Congress funneled $1,400 stimulus checks into many bank accounts in March, and consumers wasted little time in spending the cash. It’s not that some people aren’t saving the checks or paying down debt, but March’s 9.8% rise in retail sales illustrates the idea: If you give us cash, we will spend.
The markets reacted favorably in the first quarter to not only the positive retail sales, but the labor market is showing signs of digging out of a deep hole. Employment peaked at 152.5 million in February 2020, and quickly fell to a low of 130.2 million in April 2020. As of the end of March, it has rebounded to 144.1 million. March added 916,000 jobs, well above forecasts.
If you take the strong economic numbers along with the swift vaccine rollout, there is a lot of optimism that we could see a robust third and fourth quarter.
The fixed income market reacted to fears of inflation by spiking Treasury yields, however the Fed quickly threw cold water on the fears by stating that they do not see signs of inflation and are committed to an easy monetary policy supporting the economy.
Portfolio Changes Since Last Quarter
Overall Asset Allocation
- Quarterly corporate earnings have continued to be strong and we believe that earnings estimates and price targets may be revised higher over the coming quarters; events that have historically proven to be some of the most potent catalysts for driving stock prices higher.
- Given this possible disconnect between market expectations and reality, we expect the rally in small cap, value and cyclically oriented stocks to continue. These are the companies most vulnerable to negative COVID-19 shocks, but favorably positioned to take advantage of a return to normalcy due to the cost controls implemented during the recession and disproportionate exposure to pent-up consumer demand.
- Consistent with this theme, we believe there is a potentially attractive tactical opportunity to add exposure to energy stocks, where investors currently may be underweight. Historically, energy stocks have tended to perform well during economic recoveries and in inflationary environments. Furthermore, with much of the downside likely priced-in following years of excess capacity, poor price return and low growth macroeconomic backdrops, energy stocks are trading at attractive historical valuations and may be positioned to surprise to the upside as direct beneficiaries of a potentially synchronized global economic recovery.

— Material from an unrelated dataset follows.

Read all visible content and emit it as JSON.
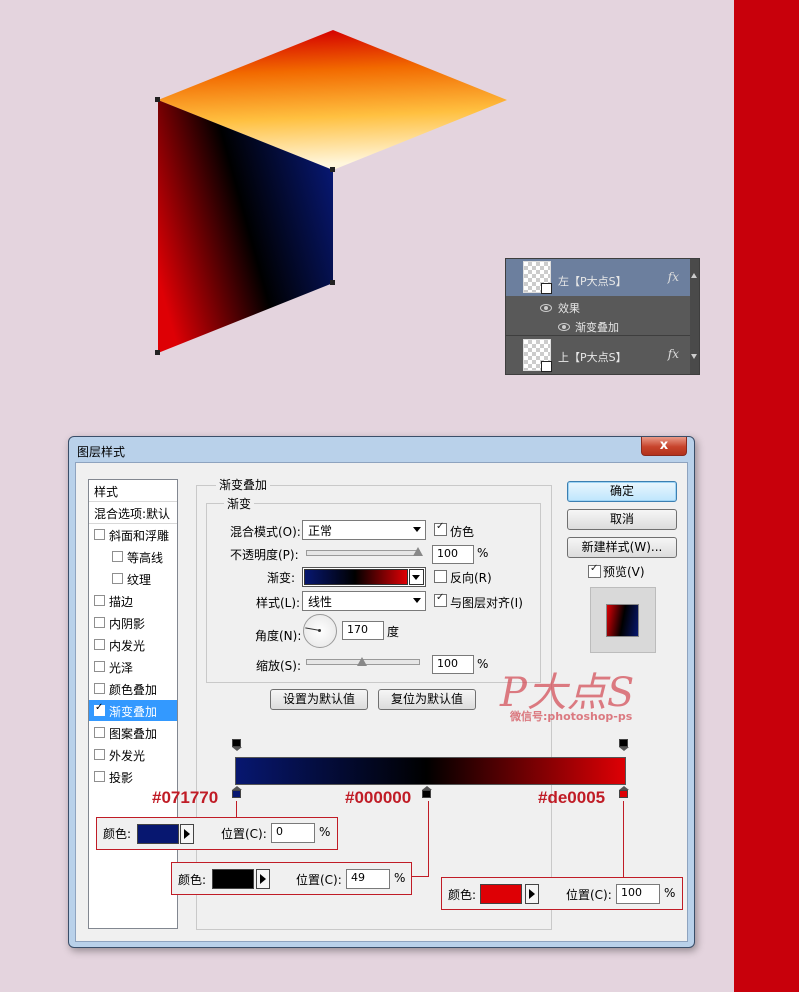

The return of March Madness extended from the basketball court to financial markets this quarter, as heavy investor favorites like technology and healthcare stocks were soundly upset by some of the last few years biggest underdogs like small caps and value stocks. This shift in leadership from large cap growth to more cyclically sensitive stocks picked up steam over the course of the quarter as COVID-19 cases dwindled and the public availability of vaccines accelerated, further increasing optimism that the worst of the pandemic was likely in the rearview mirror. The successful reopening of various local economic coupled with trillions in stimulus and planned infrastructure spending in the US helped cause growth and inflation expectations to rise sharply, driving interest rates higher and sparking bouts of volatility that disproportionately hurt long-duration assets.